Jason Streets argues that Hargreaves Lansdown PLC (LON:HL) can continue its growth as the company moves past the effects of RDR2 and new opportunities develop from ongoing regulatory decisions. Glanbia is Alex Howson’s choice as a compelling value growth story that will benefit from a strong position in Performance Nutrition. Mark Irvine-Fortescue says that Merlin Merlin Entertainments PLC (LON:MERL) can improve on its No. 2 global position in theme parks and attractions, and is looking for solid organic growth as well as the possibility of M&A activity.

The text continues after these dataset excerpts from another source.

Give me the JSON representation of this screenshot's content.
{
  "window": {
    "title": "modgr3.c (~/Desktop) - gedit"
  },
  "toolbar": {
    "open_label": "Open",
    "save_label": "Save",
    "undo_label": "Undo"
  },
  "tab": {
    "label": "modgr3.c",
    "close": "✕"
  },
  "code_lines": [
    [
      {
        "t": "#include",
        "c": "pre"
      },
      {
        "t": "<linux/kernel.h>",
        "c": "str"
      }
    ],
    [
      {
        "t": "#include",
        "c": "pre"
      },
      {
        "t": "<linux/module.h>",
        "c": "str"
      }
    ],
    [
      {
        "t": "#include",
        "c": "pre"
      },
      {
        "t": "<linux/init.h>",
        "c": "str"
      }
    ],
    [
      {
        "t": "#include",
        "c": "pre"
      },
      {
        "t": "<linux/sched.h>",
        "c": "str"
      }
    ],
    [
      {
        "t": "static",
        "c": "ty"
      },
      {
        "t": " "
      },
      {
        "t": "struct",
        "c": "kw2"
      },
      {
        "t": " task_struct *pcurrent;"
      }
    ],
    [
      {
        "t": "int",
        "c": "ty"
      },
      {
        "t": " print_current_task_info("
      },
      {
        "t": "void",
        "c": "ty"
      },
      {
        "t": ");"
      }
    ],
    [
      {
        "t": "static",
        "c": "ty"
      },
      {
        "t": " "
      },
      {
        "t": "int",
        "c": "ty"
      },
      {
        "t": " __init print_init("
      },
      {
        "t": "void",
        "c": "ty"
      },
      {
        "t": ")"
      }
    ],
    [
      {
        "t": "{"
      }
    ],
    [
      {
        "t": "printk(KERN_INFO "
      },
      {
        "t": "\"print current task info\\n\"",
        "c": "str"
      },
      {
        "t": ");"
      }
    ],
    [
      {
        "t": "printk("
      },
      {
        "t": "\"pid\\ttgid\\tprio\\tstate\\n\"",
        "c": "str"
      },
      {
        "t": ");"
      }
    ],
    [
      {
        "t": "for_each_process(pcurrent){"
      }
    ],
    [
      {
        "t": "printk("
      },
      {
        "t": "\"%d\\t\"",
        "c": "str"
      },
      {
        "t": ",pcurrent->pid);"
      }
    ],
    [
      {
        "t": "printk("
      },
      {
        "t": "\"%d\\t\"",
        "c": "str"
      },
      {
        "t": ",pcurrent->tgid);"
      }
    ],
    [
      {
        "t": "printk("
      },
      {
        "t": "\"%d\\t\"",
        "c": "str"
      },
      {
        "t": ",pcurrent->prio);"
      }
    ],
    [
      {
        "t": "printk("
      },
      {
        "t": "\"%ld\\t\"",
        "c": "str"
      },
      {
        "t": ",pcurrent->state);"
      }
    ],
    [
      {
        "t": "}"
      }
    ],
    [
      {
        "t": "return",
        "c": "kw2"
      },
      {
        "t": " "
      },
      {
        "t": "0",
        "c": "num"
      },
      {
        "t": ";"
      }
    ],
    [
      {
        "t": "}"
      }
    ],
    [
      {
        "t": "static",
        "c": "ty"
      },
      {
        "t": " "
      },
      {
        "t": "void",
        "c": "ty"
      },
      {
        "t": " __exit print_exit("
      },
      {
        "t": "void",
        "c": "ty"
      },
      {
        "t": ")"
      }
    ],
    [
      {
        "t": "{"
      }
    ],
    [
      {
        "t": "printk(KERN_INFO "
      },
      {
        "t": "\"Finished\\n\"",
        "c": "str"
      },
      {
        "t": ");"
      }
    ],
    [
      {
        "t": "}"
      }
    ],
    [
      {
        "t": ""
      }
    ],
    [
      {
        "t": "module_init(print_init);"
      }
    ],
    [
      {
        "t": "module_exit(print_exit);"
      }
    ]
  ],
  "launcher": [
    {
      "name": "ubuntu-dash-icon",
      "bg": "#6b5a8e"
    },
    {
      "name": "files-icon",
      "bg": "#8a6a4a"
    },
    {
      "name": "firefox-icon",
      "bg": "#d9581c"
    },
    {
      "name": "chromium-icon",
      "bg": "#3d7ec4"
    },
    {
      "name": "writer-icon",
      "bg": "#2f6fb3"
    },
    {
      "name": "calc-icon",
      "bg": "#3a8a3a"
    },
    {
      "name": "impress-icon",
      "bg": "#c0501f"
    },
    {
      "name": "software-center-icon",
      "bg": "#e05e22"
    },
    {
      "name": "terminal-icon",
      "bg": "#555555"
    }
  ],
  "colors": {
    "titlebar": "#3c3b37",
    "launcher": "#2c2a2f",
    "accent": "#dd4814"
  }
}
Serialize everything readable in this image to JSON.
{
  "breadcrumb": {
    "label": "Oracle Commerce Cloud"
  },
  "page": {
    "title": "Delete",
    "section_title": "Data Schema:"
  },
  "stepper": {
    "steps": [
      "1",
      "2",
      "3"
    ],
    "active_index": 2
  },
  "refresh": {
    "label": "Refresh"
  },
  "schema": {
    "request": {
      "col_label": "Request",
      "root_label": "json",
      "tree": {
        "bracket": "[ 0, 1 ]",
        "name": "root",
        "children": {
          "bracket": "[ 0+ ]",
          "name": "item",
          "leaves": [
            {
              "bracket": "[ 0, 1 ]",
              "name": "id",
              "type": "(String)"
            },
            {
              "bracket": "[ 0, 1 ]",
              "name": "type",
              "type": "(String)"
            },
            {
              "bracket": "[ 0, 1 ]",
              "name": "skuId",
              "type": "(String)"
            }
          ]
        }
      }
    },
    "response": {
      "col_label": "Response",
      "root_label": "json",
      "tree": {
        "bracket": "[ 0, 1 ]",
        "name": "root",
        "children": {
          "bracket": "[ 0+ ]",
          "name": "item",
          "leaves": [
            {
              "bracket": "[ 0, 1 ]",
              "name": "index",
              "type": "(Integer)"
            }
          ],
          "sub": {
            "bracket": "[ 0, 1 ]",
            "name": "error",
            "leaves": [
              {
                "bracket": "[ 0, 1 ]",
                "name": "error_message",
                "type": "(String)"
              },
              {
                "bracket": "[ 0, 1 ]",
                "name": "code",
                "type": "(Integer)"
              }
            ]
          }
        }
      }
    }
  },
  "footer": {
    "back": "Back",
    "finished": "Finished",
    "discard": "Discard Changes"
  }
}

Unjustified Valuation Discount:
Jerry Dellis argues that Orange’s valuation with the sector is unwarranted given improving fundamentals, and sees significant upside as the discount narrows. Omar Fall says the business mix and sustainable return at Credit Agricole SA (EPA:ACA) (OTCMKTS:CRARY) mean it is currently undervalued both relative to peers and on an absolute basis. Justin Jordan highlights misperceptions concerning the positive developments in Smurfit Kappa, which has left the share price at a notable discount to its Paper and Packaging peers among European stocks.
Points of Inflection:
Giles Thorne is anticipating a crucial year for Inmarsat as its crucial GX platform finally achieves revenue visibility and the sector moves beyond sequester impact. Martin Brunninger expecs resolution of the FDA overhang and a turning point in margins to boost the share price at Getinge. Despite lower oil prices, Jason Gammel argues that BG Group has turned the operational corner as QCLNG comes onstream and Brazilian production increases, and highlights that NPV is likely to move up nicely in 2015.